Working from Home
After three weeks of working from home, I have decided to break my silence and focus on the things I always say I need more time for. Cleaning, reading, writing, blogging. I have gone back and forth and asked myself if this is even worthwhile. I have attempted to blog for years and abandon the idea each and every time. Why?
I pride myself in being authentic, but yet I don't want to share my thoughts. Is it that I am not interesting enough? This girl has lived a pretty amazing life, and now I have the time to reflect and write and share my experiences so why not be proactive?!
While in isolation, I have spent time organizing myself. Since I am working from home, I try to focus on a project. I have tackled the task of getting rid of things that don't serve me. Although, that project is still a working progress, I am enjoying going through my belongings and discarding materials that no longer have a purpose in my life.

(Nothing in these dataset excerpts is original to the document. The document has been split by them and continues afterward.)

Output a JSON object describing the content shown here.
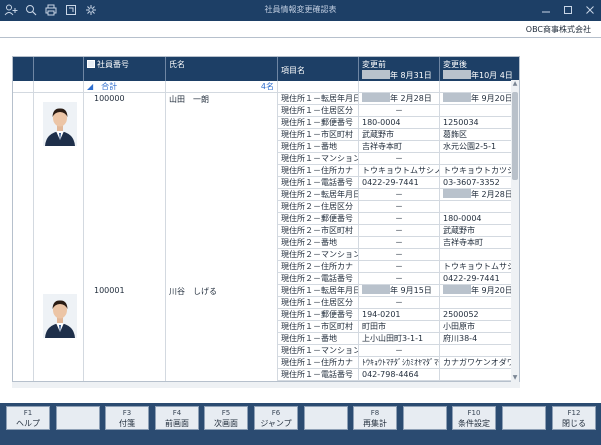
{
  "window": {
    "title": "社員情報変更確認表",
    "company": "OBC商事株式会社"
  },
  "header": {
    "employee_no": "社員番号",
    "name": "氏名",
    "item": "項目名",
    "before_label": "変更前",
    "before_date": "年 8月31日",
    "after_label": "変更後",
    "after_date": "年10月 4日"
  },
  "summary": {
    "label": "合計",
    "count": "4名"
  },
  "employees": [
    {
      "no": "100000",
      "name": "山田　一朗",
      "rows": [
        {
          "item": "現住所１－転居年月日",
          "before": "年 2月28日",
          "after": "年 9月20日",
          "type": "date"
        },
        {
          "item": "現住所１－住居区分",
          "before": "－",
          "after": ""
        },
        {
          "item": "現住所１－郵便番号",
          "before": "180-0004",
          "after": "1250034"
        },
        {
          "item": "現住所１－市区町村",
          "before": "武蔵野市",
          "after": "葛飾区"
        },
        {
          "item": "現住所１－番地",
          "before": "吉祥寺本町",
          "after": "水元公園2-5-1"
        },
        {
          "item": "現住所１－マンション",
          "before": "－",
          "after": ""
        },
        {
          "item": "現住所１－住所カナ",
          "before": "トウキョウトムサシノ",
          "after": "トウキョウトカツシカ"
        },
        {
          "item": "現住所１－電話番号",
          "before": "0422-29-7441",
          "after": "03-3607-3352"
        },
        {
          "item": "現住所２－転居年月日",
          "before": "－",
          "after": "年 2月28日",
          "type": "date-after"
        },
        {
          "item": "現住所２－住居区分",
          "before": "－",
          "after": ""
        },
        {
          "item": "現住所２－郵便番号",
          "before": "－",
          "after": "180-0004"
        },
        {
          "item": "現住所２－市区町村",
          "before": "－",
          "after": "武蔵野市"
        },
        {
          "item": "現住所２－番地",
          "before": "－",
          "after": "吉祥寺本町"
        },
        {
          "item": "現住所２－マンション",
          "before": "－",
          "after": ""
        },
        {
          "item": "現住所２－住所カナ",
          "before": "－",
          "after": "トウキョウトムサシノ"
        },
        {
          "item": "現住所２－電話番号",
          "before": "－",
          "after": "0422-29-7441"
        }
      ]
    },
    {
      "no": "100001",
      "name": "川谷　しげる",
      "rows": [
        {
          "item": "現住所１－転居年月日",
          "before": "年 9月15日",
          "after": "年 9月20日",
          "type": "date"
        },
        {
          "item": "現住所１－住居区分",
          "before": "－",
          "after": ""
        },
        {
          "item": "現住所１－郵便番号",
          "before": "194-0201",
          "after": "2500052"
        },
        {
          "item": "現住所１－市区町村",
          "before": "町田市",
          "after": "小田原市"
        },
        {
          "item": "現住所１－番地",
          "before": "上小山田町3-1-1",
          "after": "府川38-4"
        },
        {
          "item": "現住所１－マンション",
          "before": "－",
          "after": ""
        },
        {
          "item": "現住所１－住所カナ",
          "before": "ﾄｳｷｮｳﾄﾏﾁﾀﾞｼｶﾐｵﾔﾏﾀﾞﾏﾁ",
          "after": "カナガワケンオダワラ"
        },
        {
          "item": "現住所１－電話番号",
          "before": "042-798-4464",
          "after": ""
        }
      ]
    }
  ],
  "fkeys": [
    {
      "num": "F1",
      "label": "ヘルプ"
    },
    {
      "num": "",
      "label": ""
    },
    {
      "num": "F3",
      "label": "付箋"
    },
    {
      "num": "F4",
      "label": "前画面"
    },
    {
      "num": "F5",
      "label": "次画面"
    },
    {
      "num": "F6",
      "label": "ジャンプ"
    },
    {
      "num": "",
      "label": ""
    },
    {
      "num": "F8",
      "label": "再集計"
    },
    {
      "num": "",
      "label": ""
    },
    {
      "num": "F10",
      "label": "条件設定"
    },
    {
      "num": "",
      "label": ""
    },
    {
      "num": "F12",
      "label": "閉じる"
    }
  ]
}
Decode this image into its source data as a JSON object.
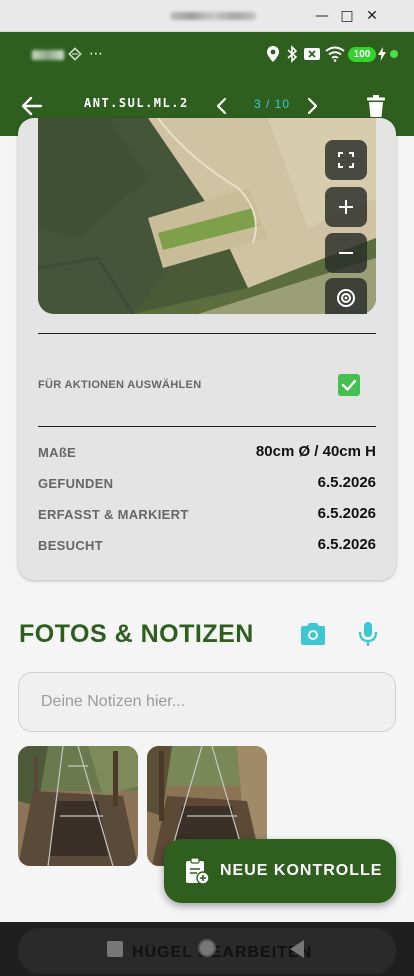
{
  "window": {
    "minimize_glyph": "—",
    "maximize_glyph": "□",
    "close_glyph": "✕"
  },
  "status_bar": {
    "more_glyph": "⋯",
    "battery": "100",
    "icons": [
      "location-icon",
      "bluetooth-icon",
      "no-sim-icon",
      "wifi-icon",
      "battery-icon",
      "charging-icon"
    ]
  },
  "app_bar": {
    "title": "ANT.SUL.ML.2",
    "pager": "3 / 10",
    "icons": [
      "back-arrow-icon",
      "chevron-left-icon",
      "chevron-right-icon",
      "trash-icon"
    ]
  },
  "map": {
    "controls": [
      "fullscreen-icon",
      "zoom-in-icon",
      "zoom-out-icon",
      "locate-icon"
    ]
  },
  "details": {
    "select_label": "FÜR AKTIONEN AUSWÄHLEN",
    "select_checked": true,
    "rows": [
      {
        "label": "MAßE",
        "value": "80cm Ø / 40cm H"
      },
      {
        "label": "GEFUNDEN",
        "value": "6.5.2026"
      },
      {
        "label": "ERFASST & MARKIERT",
        "value": "6.5.2026"
      },
      {
        "label": "BESUCHT",
        "value": "6.5.2026"
      }
    ]
  },
  "photos_notes": {
    "title": "FOTOS & NOTIZEN",
    "notes_placeholder": "Deine Notizen hier...",
    "icons": [
      "camera-icon",
      "microphone-icon"
    ],
    "photo_count": 2
  },
  "fab": {
    "label": "NEUE KONTROLLE"
  },
  "bottom_bar": {
    "label": "HÜGEL BEARBEITEN"
  },
  "colors": {
    "primary": "#2e5f1f",
    "accent": "#3ec6d2",
    "checkbox": "#44c050",
    "battery": "#35d22f"
  }
}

It's an emotional release. I hadn't realized how the items I have collected over the years connected me to ghosts that I don't want haunting me any longer. It's the final goodbye to a life I dreamed that vanished into thin air.
I have found clarity in cleaning. I can breathe knowing that those possessions will no longer be a source of emotional distress. Items I stuffed in the back of a closet hoping to never see again. Items I should have disposed of a long time ago, but decided to shove down in the depths of my closet to deal with later. A reflection of not wanting to deal with the reality of heartache. I wasn't taught that skill set. My parents didn't allow for crying or sulking. "No one died, save your tears for death." So, I learned to ignore my feelings and cope in different ways.
I have held onto these things as souvenirs that would save me from the next disaster of a decision I could make. As though I need reminders because the battle scars are not enough. As though the drowning memories that make me sob from time to time are not enough for my aching heart to handle. I have to have material possessions to punish myself in remembering the tragedy that was my life for several years.
Senseless. It's all senseless and a waste of life. I don't need reminders. I don't need to clutter my life with ghosts and junk that serves no purpose other than self-inflicting pain. I need to continue to untangle myself from the past. Live the life I desire and know I deserve.
The quarantine period has been of use to me. It has slowed me down and I have been able to catch my breath. I can process my feelings and work on my mental health. Some of my goals may have been put on pause, but it doesn't mean I can't make new goals for the present and for the future when the stay at home order is lifted.